By Graham Howarth, Director, P&MM Source-e.
From product giveaways to business gifts and premiums, promotional merchandise is widely used in external marketing campaigns to thank customers, introduce new products and services, generate sales leads for existing products and boost direct mail response rates to name but a few applications while, internally, it is often used in employee motivation schemes.
Its popularity and the reason for its increasing presence in the marketing mix can be attributed to its well-known strong and direct influence on brand awareness and purchasing behaviour, a factor that was highlighted in the survey we conducted into ‘What’s on Your Desk?,’ which revealed that over half of respondents purchased from the companies that were branded on a piece of merchandise on their desk.
With this in mind, getting the right product, in the right way, is vital.

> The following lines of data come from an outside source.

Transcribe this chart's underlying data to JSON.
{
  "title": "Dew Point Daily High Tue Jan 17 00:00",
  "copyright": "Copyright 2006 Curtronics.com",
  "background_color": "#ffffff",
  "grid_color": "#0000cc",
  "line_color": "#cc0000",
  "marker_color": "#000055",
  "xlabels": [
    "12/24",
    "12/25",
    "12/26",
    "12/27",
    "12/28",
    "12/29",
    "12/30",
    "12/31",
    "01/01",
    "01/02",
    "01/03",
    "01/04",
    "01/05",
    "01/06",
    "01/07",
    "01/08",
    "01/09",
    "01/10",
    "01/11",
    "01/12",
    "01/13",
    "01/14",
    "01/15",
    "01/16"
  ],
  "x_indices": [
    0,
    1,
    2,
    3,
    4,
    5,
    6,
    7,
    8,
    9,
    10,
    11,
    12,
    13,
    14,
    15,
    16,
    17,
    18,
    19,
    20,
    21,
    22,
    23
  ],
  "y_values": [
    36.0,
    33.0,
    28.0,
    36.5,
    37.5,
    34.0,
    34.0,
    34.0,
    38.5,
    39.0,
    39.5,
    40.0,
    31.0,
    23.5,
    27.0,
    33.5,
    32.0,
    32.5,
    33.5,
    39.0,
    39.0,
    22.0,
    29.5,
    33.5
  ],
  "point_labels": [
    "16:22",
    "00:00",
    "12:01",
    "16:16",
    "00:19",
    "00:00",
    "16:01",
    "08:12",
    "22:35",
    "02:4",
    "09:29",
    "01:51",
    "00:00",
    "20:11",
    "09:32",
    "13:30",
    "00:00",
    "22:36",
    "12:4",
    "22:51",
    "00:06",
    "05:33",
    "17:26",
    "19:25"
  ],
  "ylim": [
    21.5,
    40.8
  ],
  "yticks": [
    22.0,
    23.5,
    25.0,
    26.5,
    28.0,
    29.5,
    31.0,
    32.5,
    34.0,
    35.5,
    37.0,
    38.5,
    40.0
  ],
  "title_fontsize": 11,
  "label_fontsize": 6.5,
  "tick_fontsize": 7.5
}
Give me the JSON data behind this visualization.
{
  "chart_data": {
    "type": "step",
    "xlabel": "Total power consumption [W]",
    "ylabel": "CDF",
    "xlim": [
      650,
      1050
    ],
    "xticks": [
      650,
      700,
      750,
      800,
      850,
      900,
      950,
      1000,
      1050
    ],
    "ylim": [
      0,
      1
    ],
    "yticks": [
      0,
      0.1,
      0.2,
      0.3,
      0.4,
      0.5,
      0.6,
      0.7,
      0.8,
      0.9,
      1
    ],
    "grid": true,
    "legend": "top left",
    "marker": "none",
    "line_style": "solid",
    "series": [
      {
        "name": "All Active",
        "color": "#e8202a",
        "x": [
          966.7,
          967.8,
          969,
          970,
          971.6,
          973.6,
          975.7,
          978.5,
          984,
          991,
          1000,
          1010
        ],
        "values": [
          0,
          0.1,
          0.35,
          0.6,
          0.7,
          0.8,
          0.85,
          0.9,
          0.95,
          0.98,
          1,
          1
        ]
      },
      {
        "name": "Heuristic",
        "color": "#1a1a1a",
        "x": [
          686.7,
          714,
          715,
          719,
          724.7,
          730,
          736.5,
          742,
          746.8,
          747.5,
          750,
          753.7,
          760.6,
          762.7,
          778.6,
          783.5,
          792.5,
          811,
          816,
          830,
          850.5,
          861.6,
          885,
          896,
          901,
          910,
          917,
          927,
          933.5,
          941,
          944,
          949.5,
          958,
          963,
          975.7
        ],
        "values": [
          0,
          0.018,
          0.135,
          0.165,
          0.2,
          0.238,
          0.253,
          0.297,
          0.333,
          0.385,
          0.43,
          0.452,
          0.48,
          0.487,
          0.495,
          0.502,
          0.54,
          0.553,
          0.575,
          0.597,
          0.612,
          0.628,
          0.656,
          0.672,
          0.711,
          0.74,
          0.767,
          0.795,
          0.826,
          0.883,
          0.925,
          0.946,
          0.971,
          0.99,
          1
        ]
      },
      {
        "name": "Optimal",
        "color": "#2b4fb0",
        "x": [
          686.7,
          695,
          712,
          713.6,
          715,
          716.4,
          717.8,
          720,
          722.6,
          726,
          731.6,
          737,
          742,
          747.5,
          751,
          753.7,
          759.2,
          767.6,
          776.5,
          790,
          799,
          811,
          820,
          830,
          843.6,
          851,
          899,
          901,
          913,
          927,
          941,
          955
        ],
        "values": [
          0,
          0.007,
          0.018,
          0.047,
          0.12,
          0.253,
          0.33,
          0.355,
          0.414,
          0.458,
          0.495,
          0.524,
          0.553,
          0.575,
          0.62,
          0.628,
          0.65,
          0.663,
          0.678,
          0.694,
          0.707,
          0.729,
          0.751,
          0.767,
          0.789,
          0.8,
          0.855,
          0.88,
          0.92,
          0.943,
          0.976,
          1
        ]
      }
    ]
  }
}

To help with the process below are some top tips on sourcing promotional merchandise.
1. Prepare a full brief
The quality and success of any project depends on the quality of the brief. If the supplier understands the business objectives and background it is more likely to be successful and for this reason preparing a thorough but precise brief is essential.
Among the areas this should cover are:
- Information on the company
- Background to the campaign and its objectives
- Description of the target audience
- The role of the promotional merchandise within the campaign
- Whether it is for a one-off event or an ongoing campaign
- The expected outcome of the project
- The timescale of the campaign
- The available budget
2. Choose the supplier carefully
With thousands of suppliers out there vying for the business it is important to select a supplier with a good reputation, experience and long-term relationships with manufacturers and suppliers.
An experienced team will understand the demands involved in selecting promotional merchandise and be able to offer free professional advice.
Always be willing to discuss the brief with the potential supplier and be open to suggestions as, in many instances, they may be able to offer some added value or alternative options and recommendations.
3. Don’t buy just on price
Of course the budget is a key factor but it shouldn’t be at the expense of quality of service which, if not as high as desired, can lead to many issues throughout the course of the campaign.
Choose a supplier that treats all of its customers equally regardless of whether the order is for thousands of products or just a few.
4. Consider ethics and the environment
Many companies source products from overseas to take advantage of the price and flexibility it can offer, however, it is important to be aware that there are risks involved.
Ensuring the goods are produced to the highest standard possible and that factory workers are not exploited in any way is vital as if it later transpires that the goods were manufactured using child labour or in other unethical or environmentally unfriendly conditions, then the damage to the brand could be serious.
Choose a supplier that uses only those factories that comply with Social Accountability 8000 best practice in order to maintain just and decent working conditions throughout the supply chain.
5. Adhere to any relevant legislation, safety or quality guidelines
If sourcing products that will be targeted at children in Europe, for example, then they must carry the CE Mark, which is the manufacturer’s declaration that the toys meet the essential requirements of the European Safety of Toys Directive.
6. Timing and logistics
The lead time for the campaign needs to be clear from the outset and remember to ask the supplier for a written schedule of activity, including product samples if necessary.
Given the date sensitive nature of many marketing campaigns involving promotional merchandise it is important to be confident that the product will arrive on time as well as to the exact specifications.
If the product is custom made and coming in bulk from the Far East, for example, then it is essential to work well in advance and allow good time for delivery and for customs clearance. If the product is going to multiple addresses then remember to include the cost of despatch in the budget.
If it going to one central point, then check how it will be delivered, for example, whether it’s in boxes for deliveries across the UK or palletised for onwards distribution – and double check that the delivery point can accept them in that form.
Promotional merchandise can be used by any size or type of organisation and is highly effective in raising brand awareness, communicating new messages and as an ongoing reminder to those who matter.
The range of products is huge from mass market low budget items such as pens which are designed to reach a wide target audience to products such as mugs and clothing which, with their longer shelf life, are often aimed at existing contacts.
At the top end of the scale are business and executive gifts, such as embossed leather goods, which will be retained by the recipient and used time and time again. Sourcing such products may seem like a potential minefield, but with this advice kept in mind buyers can be confident that they will source the right product for their requirements.